И последнее. Вы уже, конечно, забыли к этому времени все неприятности, которые вас угнетали. Мысли ваши должны быть только счастливыми.
Барон и баронесса Хельмут фон Шрайбер
Ровно в шесть у Элизабет зазвонил телефон. Она, не размыкая век, потянулась за трубкой. После принятого накануне снотворного у нее все еще мешались мысли в голове.
Звонил из Нью-Йорка помощник окружного прокурора Уильям Мэрфи. Первые же его слова заставили Элизабет окончательно проснуться.
— Мисс Лэнг, я думал, вы хотите, чтобы убийца вашей сестры понес заслуженную кару, — возмущенно произнес он и, не дожидаясь ответа, потребовал: — Можете вы объяснить, почему вы отдыхаете в одном санатории с Тедом Уинтерсом?
Элизабет села, опустила ноги на пол.
— Я не знала, что он будет здесь. Я к нему близко не подходила.
— Возможно. Но вы должны были, как только увидели его, сразу же сесть в обратный самолет и вернуться домой. Посмотрели бы вы на снимок в «Глоб». Вы там изображены просто в обнимку.
— Но я никогда…
— Это снято во время похорон. Но вы так смотрите друг на друга, что всякое можно подумать. Уезжайте оттуда немедленно! Да, и что там еще насчет секретарши вашей сестры?
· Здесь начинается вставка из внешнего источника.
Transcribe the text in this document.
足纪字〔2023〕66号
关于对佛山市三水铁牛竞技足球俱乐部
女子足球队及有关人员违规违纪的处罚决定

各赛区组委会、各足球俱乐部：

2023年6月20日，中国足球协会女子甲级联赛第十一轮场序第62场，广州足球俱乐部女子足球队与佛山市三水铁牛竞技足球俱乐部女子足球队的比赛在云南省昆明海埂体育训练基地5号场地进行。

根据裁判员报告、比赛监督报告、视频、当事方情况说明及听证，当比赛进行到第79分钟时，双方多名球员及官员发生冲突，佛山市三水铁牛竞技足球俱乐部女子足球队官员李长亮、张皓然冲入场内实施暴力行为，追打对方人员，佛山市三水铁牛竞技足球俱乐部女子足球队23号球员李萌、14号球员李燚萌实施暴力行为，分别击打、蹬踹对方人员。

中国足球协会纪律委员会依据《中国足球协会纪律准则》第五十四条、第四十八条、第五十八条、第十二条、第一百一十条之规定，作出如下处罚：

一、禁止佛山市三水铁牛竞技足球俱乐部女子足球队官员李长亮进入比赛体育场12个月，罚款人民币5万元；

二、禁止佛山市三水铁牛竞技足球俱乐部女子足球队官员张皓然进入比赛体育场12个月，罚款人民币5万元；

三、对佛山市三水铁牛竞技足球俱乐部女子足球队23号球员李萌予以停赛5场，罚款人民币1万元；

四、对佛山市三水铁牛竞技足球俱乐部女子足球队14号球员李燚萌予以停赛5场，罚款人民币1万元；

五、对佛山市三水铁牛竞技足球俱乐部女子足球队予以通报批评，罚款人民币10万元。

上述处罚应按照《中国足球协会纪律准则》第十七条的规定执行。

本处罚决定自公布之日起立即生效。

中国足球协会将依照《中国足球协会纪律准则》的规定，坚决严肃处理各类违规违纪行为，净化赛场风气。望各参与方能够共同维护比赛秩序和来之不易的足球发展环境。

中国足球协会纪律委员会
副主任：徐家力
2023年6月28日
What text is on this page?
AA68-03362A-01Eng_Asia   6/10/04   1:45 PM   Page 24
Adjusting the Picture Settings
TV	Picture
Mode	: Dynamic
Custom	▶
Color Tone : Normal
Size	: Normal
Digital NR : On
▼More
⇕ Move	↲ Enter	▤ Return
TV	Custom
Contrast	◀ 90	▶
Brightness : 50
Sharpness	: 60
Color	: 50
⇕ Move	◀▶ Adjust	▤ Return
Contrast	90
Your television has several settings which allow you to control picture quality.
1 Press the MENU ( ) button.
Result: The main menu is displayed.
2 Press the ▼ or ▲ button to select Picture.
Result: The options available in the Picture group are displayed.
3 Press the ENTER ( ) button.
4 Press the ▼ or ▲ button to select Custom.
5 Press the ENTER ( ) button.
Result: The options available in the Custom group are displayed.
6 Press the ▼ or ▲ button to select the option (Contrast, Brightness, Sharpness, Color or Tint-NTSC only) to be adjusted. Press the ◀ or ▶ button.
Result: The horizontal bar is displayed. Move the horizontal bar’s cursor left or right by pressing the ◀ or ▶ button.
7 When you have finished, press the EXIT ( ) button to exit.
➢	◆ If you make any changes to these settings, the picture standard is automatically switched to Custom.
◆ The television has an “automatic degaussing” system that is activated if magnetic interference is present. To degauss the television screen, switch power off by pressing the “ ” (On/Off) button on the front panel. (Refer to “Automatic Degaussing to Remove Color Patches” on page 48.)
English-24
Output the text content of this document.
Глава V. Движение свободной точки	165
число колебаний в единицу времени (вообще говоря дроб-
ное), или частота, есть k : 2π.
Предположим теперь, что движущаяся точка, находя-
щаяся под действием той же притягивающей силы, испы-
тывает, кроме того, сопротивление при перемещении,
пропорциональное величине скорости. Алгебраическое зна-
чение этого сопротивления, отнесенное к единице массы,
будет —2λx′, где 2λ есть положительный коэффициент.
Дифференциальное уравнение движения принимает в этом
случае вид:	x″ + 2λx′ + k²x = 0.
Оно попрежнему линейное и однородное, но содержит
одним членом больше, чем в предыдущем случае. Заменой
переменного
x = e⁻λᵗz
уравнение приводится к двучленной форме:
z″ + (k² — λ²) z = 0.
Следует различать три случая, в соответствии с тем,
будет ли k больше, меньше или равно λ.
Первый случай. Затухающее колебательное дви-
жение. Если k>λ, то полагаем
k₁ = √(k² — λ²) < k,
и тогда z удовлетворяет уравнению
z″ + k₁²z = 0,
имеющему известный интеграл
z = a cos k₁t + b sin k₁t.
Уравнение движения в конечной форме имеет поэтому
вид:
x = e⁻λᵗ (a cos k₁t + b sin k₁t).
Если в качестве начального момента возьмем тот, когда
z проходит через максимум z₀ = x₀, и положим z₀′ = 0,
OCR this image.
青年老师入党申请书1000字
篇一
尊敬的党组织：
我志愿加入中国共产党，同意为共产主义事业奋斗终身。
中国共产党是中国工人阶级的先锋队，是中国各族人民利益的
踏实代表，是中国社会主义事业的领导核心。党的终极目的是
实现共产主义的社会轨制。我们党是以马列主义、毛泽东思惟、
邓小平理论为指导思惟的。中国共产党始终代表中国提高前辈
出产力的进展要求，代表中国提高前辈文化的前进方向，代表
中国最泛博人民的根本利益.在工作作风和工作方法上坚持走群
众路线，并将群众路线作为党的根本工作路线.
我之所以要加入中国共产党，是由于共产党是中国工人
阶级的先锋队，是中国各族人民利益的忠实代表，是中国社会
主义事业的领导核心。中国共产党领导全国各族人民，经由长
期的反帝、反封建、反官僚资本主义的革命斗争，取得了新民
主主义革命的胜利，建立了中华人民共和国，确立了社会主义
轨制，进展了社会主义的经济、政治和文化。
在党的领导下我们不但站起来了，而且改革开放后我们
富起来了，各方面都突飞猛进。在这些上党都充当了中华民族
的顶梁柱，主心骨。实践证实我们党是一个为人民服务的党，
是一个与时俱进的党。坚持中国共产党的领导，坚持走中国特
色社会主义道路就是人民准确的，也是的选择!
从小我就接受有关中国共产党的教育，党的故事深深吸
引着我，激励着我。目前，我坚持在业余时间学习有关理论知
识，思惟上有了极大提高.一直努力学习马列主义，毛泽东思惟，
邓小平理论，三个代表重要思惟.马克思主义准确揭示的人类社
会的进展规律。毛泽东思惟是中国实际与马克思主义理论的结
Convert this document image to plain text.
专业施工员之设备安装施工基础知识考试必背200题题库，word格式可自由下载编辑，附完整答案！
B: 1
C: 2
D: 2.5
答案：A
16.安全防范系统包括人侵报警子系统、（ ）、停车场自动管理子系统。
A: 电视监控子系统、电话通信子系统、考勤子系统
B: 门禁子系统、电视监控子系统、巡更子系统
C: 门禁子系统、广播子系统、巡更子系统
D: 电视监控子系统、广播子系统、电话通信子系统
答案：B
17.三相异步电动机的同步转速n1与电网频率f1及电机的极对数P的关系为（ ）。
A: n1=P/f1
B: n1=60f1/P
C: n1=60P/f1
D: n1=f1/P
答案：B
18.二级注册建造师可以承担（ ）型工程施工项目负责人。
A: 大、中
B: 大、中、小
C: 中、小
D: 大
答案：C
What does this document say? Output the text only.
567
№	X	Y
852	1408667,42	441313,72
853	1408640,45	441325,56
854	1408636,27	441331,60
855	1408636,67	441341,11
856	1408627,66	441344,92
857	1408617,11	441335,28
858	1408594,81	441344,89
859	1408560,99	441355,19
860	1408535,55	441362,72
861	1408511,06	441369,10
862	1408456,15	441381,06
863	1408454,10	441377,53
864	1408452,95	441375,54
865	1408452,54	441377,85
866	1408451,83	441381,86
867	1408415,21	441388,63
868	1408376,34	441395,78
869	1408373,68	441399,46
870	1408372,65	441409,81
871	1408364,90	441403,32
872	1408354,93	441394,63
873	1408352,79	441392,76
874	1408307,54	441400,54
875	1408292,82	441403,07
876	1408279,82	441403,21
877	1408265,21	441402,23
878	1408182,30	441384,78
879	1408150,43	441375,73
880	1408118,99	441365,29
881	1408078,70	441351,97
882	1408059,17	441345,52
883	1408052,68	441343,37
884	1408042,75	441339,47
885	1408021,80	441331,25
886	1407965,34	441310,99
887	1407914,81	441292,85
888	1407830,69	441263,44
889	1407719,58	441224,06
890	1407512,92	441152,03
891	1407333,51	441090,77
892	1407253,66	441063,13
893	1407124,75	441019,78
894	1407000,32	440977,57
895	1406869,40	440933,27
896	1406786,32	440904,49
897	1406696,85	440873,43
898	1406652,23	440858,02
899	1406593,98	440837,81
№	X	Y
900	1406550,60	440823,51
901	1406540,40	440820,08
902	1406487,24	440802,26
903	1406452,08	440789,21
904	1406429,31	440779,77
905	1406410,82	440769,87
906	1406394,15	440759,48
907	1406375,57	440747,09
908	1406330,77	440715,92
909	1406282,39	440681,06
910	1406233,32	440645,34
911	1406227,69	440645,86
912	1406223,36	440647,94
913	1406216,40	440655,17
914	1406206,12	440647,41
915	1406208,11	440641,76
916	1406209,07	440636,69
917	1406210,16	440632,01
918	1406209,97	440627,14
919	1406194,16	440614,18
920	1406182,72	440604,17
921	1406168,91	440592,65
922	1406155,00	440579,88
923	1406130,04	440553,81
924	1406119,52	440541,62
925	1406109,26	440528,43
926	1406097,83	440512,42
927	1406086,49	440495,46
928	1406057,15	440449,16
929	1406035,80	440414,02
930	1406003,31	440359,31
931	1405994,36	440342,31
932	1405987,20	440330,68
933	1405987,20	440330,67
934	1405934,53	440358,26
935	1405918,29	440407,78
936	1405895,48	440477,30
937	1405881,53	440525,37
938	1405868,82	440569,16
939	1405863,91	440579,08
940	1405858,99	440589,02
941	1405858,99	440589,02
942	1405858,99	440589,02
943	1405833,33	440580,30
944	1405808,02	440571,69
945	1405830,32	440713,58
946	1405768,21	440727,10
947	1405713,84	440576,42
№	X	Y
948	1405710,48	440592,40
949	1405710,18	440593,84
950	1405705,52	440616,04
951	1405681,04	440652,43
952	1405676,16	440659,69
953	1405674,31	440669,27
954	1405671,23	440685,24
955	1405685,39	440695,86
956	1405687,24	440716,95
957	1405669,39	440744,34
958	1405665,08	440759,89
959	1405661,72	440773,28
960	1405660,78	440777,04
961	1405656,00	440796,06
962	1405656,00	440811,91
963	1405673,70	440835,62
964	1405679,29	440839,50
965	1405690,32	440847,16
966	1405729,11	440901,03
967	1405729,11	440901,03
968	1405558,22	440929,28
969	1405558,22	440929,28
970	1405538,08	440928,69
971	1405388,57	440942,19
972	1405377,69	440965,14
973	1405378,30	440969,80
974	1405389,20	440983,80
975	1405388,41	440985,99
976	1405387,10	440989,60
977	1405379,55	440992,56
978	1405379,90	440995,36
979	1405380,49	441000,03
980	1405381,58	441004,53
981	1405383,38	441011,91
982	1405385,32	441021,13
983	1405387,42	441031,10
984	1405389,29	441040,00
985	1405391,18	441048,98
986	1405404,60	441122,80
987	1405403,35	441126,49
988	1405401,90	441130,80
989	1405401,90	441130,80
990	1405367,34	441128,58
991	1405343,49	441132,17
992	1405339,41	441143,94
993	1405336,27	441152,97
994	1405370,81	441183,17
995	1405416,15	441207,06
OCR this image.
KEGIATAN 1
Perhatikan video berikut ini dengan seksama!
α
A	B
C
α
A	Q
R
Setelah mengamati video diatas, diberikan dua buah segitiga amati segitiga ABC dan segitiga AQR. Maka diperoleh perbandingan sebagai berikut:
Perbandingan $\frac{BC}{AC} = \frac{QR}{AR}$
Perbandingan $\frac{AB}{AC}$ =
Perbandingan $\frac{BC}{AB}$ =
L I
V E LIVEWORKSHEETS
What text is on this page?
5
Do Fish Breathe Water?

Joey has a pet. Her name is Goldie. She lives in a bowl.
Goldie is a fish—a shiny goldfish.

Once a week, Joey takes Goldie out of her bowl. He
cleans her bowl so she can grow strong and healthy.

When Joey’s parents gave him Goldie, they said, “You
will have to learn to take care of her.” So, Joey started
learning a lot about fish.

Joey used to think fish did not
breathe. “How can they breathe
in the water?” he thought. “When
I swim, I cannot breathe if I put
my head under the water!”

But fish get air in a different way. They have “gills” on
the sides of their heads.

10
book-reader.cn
— Как раз в связи с ней я и не могу уехать. — Она рассказала ему об анонимных письмах и о смерти Сэмми. — Я буду держаться в стороне от Теда, — пообещала она. — Но останусь здесь до пятницы, как и планировалось. У меня будет два дня, чтобы найти письмо, которое показала мне Дора, или выяснить, кто его взял.
Отговорить Элизабет Мэрфи не удалось, и он в конце концов прекратил разговор, припугнув ее на прощание:
— Имейте в виду, если убийца вашей сестры улизнет от расплаты, то виноваты будете вы и только вы. — И добавил: — И я вас предостерегаю: будьте осторожны!
Она бежала трусцой в Кармел. Там можно с утра купить нью-йоркские газеты. Вокруг сиял роскошный ясный августовский день. По шоссе один за другим ехали блестящие лимузины и «мерседесы» с поднимающимся верхом — в сторону поля для гольфа. Встречные бегуны приветливо махали ей рукой. За живыми изгородями скрывались от любопытных туристов богатые виллы, но кое-где в просветах блестела и переливалась океанская гладь. Хорошо живым в такой чудесный осенний день, подумала Элизабет и вздрогнула: ей представилось холодное тело Сэмми в морге.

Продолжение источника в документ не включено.